We all rely on myths that offer rational and emotional support for our values, especially those values that are impossible to justify. I embrace a myth, for instance, that my little bit of walking in a day is enough to satisfy my need for healthy exercise. A recent contact with my doctor put that one on the shelf!
Today we have the stubborn myth of an improving world—even in the face of moral reversals at every turn. But such shifts are simply old plays being shown in new theaters. Centuries ago the prophet Isaiah spoke on God’s behalf to warn against the “edgy” culture of his own day—a warning that was soon followed-up with devastating days of trouble. He put it out as a “woe” which meant “Look out folks!”
“Woe to those who call evil good and good evil, who put darkness for light and light for darkness, who put bitter for sweet and sweet for bitter!” (Isaiah 5:20).

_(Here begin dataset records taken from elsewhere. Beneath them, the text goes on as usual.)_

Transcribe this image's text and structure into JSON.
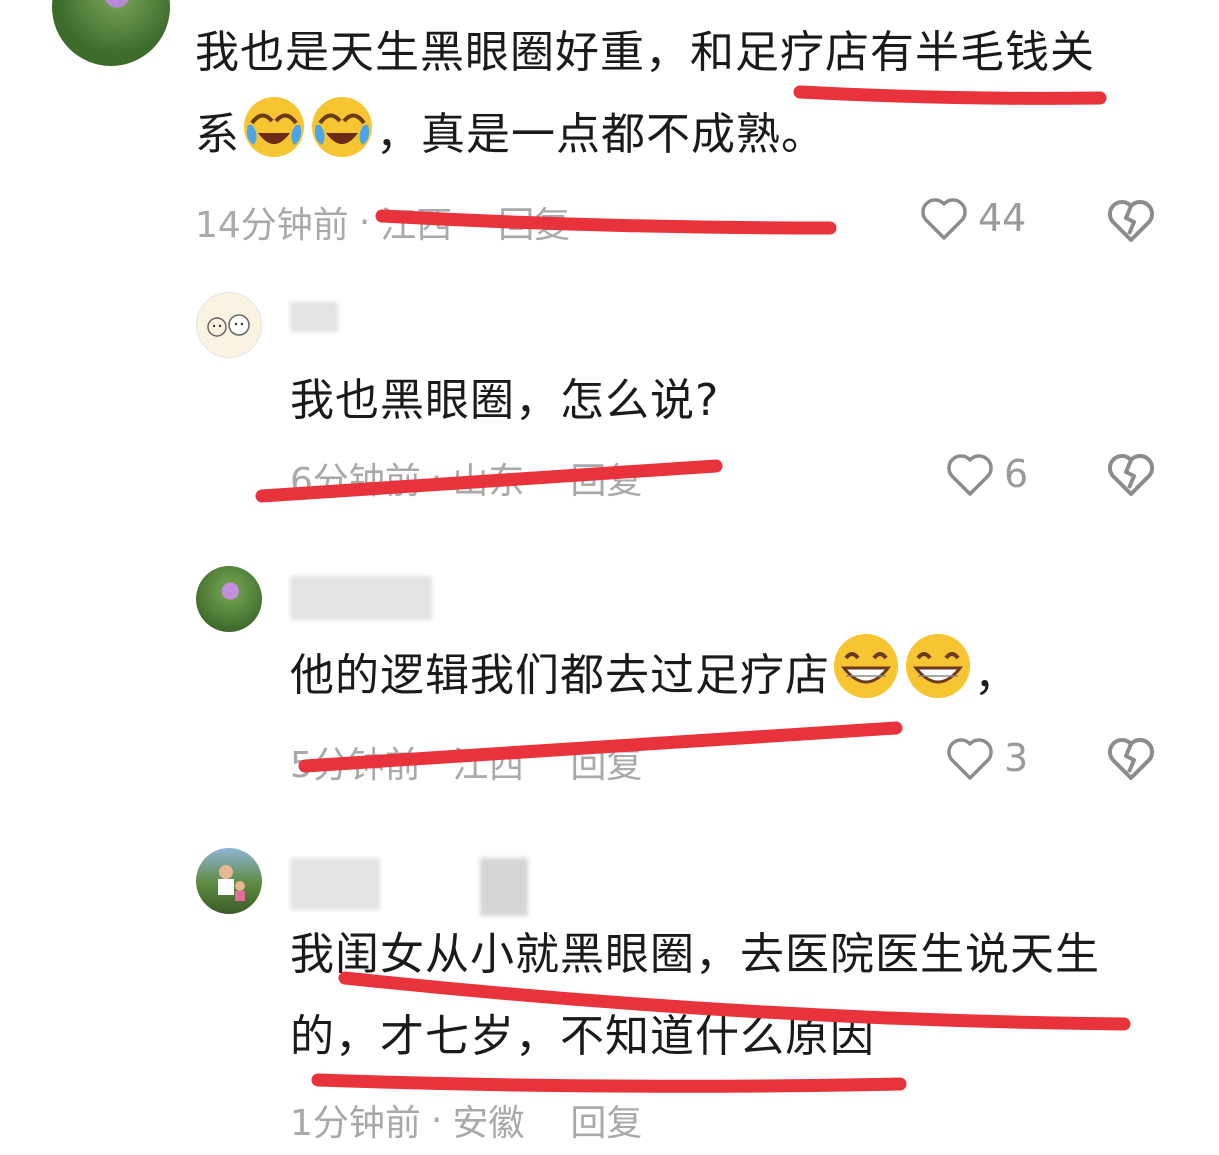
{
  "comments": [
    {
      "text_line1": "我也是天生黑眼圈好重，和足疗店有半毛钱关",
      "text_line2_before": "系",
      "text_line2_after": "，真是一点都不成熟。",
      "time": "14分钟前",
      "location": "江西",
      "reply": "回复",
      "likes": "44",
      "emoji": "face-with-tears-of-joy"
    },
    {
      "text": "我也黑眼圈，怎么说?",
      "time": "6分钟前",
      "location": "山东",
      "reply": "回复",
      "likes": "6"
    },
    {
      "text_before": "他的逻辑我们都去过足疗店",
      "text_after": "，",
      "time": "5分钟前",
      "location": "江西",
      "reply": "回复",
      "likes": "3",
      "emoji": "grinning-face"
    },
    {
      "text_line1": "我闺女从小就黑眼圈，去医院医生说天生",
      "text_line2": "的，才七岁，不知道什么原因",
      "time": "1分钟前",
      "location": "安徽",
      "reply": "回复"
    }
  ],
  "meta_separator": "·",
  "colors": {
    "annotation_red": "#e8323c",
    "meta_gray": "#a9a9a9",
    "text": "#1a1a1a"
  }
}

The Baal of Sidon was not, after all, the improvement over Yahweh that Ahab and Jezebel promised; and, in later years, the fertility goddess Artemis was hardly a real alternative to what Jesus offered; and the sexuality and violence that entertained the Romans in ancient time ultimately gave way to shame. Myths tend to dissolve over time in the face of greater realities.

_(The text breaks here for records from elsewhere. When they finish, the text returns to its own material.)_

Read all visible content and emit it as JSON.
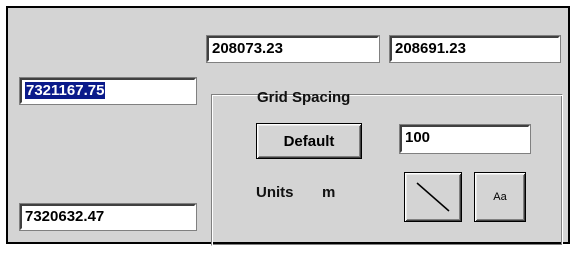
{
  "fields": {
    "x_min": "208073.23",
    "x_max": "208691.23",
    "y_max": "7321167.75",
    "y_min": "7320632.47"
  },
  "grid": {
    "title": "Grid Spacing",
    "default_label": "Default",
    "spacing_value": "100",
    "units_label": "Units",
    "units_value": "m",
    "font_button_label": "Aa"
  },
  "colors": {
    "selection": "#0a1a8a",
    "panel": "#d4d4d4"
  },
  "icons": {
    "line_style": "diagonal-line-icon"
  }
}
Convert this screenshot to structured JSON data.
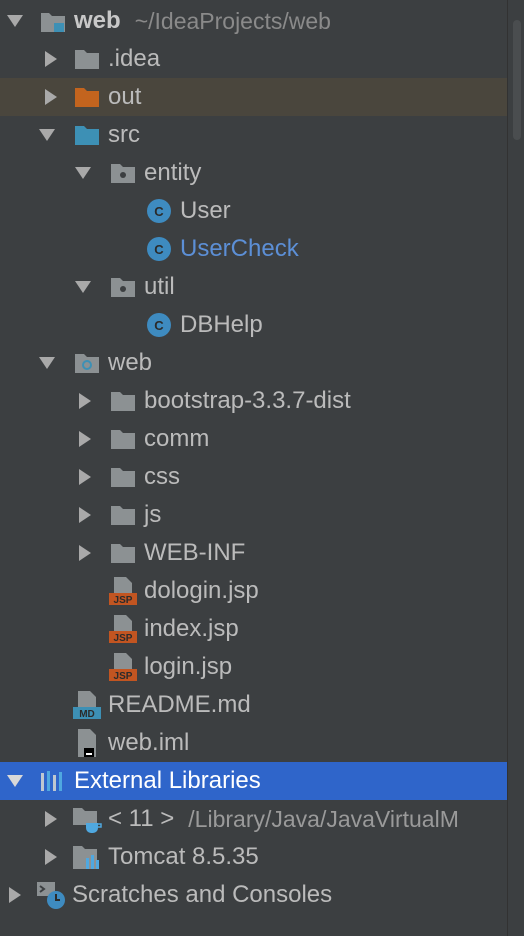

The solution? We must offer true narratives that capture the heart and invite real progress. I read last week of a rescue operation that freed a group of girls from enslavement by sex traders in Calcutta. Thank God for those who are willing to go there. I heard very recently of Christians in Iran who share Christ even at the risk of their lives; and I think of how the early church leaders in Jerusalem once did the same before the Sanhedrin and before other governing authorities.

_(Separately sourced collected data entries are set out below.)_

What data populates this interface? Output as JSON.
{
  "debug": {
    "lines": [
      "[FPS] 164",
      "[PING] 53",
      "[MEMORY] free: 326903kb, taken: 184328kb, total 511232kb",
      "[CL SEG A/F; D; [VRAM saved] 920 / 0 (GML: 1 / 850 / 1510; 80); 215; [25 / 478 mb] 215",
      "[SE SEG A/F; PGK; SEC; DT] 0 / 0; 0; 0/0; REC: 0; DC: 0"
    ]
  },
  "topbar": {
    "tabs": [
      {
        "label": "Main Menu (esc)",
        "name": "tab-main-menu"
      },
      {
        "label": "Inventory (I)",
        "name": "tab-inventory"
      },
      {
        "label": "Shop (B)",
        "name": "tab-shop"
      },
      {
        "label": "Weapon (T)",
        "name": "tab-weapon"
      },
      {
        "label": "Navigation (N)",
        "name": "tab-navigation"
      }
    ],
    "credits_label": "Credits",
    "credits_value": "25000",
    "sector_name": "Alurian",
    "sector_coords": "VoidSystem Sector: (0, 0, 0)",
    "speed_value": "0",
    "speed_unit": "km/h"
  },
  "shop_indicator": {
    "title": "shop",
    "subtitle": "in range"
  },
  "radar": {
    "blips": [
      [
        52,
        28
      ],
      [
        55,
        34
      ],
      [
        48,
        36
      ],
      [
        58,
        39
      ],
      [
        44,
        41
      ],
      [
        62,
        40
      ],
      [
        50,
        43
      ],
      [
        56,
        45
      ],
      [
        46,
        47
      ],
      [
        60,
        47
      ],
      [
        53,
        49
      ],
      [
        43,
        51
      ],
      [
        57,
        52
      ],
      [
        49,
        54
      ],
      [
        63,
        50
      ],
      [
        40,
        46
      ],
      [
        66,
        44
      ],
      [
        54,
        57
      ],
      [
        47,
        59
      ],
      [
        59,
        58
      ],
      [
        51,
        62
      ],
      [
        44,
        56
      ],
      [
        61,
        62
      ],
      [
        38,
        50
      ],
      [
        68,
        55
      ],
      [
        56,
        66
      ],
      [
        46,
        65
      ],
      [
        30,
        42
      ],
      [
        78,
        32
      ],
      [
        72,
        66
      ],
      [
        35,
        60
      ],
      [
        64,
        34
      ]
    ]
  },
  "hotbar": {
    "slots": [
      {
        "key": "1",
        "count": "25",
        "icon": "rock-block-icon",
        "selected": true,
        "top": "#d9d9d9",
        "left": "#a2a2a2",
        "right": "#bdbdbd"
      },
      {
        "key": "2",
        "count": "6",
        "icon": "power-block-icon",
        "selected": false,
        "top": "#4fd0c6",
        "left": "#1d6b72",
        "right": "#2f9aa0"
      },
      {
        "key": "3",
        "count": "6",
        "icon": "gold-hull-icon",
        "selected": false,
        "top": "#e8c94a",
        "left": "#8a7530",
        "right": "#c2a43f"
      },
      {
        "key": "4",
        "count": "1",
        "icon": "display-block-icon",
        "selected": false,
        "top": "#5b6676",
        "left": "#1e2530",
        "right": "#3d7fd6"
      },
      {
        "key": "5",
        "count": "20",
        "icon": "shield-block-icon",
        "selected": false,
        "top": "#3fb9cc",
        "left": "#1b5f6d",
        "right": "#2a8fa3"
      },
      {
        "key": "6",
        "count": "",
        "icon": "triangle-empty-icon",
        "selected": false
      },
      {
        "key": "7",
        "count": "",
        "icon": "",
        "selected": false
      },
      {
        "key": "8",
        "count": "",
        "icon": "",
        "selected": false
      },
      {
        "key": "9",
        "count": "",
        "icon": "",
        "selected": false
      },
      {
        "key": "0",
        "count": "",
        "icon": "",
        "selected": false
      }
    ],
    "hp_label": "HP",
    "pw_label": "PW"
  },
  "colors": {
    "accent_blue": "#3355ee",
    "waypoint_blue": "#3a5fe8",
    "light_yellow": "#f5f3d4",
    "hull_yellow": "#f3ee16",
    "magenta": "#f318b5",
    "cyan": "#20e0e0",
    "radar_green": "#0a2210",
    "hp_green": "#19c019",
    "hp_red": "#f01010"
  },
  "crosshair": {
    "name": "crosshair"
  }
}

We all need a call to nobility. If we see someone perform a noble deed, we find our hearts drawn to them and to what they stand for. In my childhood, for instance, I recall hearing the first reports of the group of men who gave up their lives for the Auca Indians. We waited for news about them when they first disappeared and then were saddened to hear that they had all been killed by the group they were seeking to reach. Then in the years that followed the names and stories of some of those men, including Jim Elliot and Nate Saint, emerged. Elliot’s prescient writing—“He is no fool who gives what he cannot keep to gain what he cannot lose”—moved me to want to live boldly.
But that’s very old news by now. Who is there for the current generation? Where is a new Elijah ready to take on the modern versions of the worship of Baal? Or a new spokesman ready to do what an old saint once did in standing before the Coliseum of Rome to challenge the cult of gladiatorial bloodbaths? Or a new Wilberforce whose courageous efforts turned the corner on slavery?
It’s time for a new nobility. For voices and lives that will confront the mythology that comfort and security are ultimate necessities in life. For people ready to stand against a declining culture and to insist on doing what is right. For truthful people ready to challenge the falsities promoted by today’s social engineers.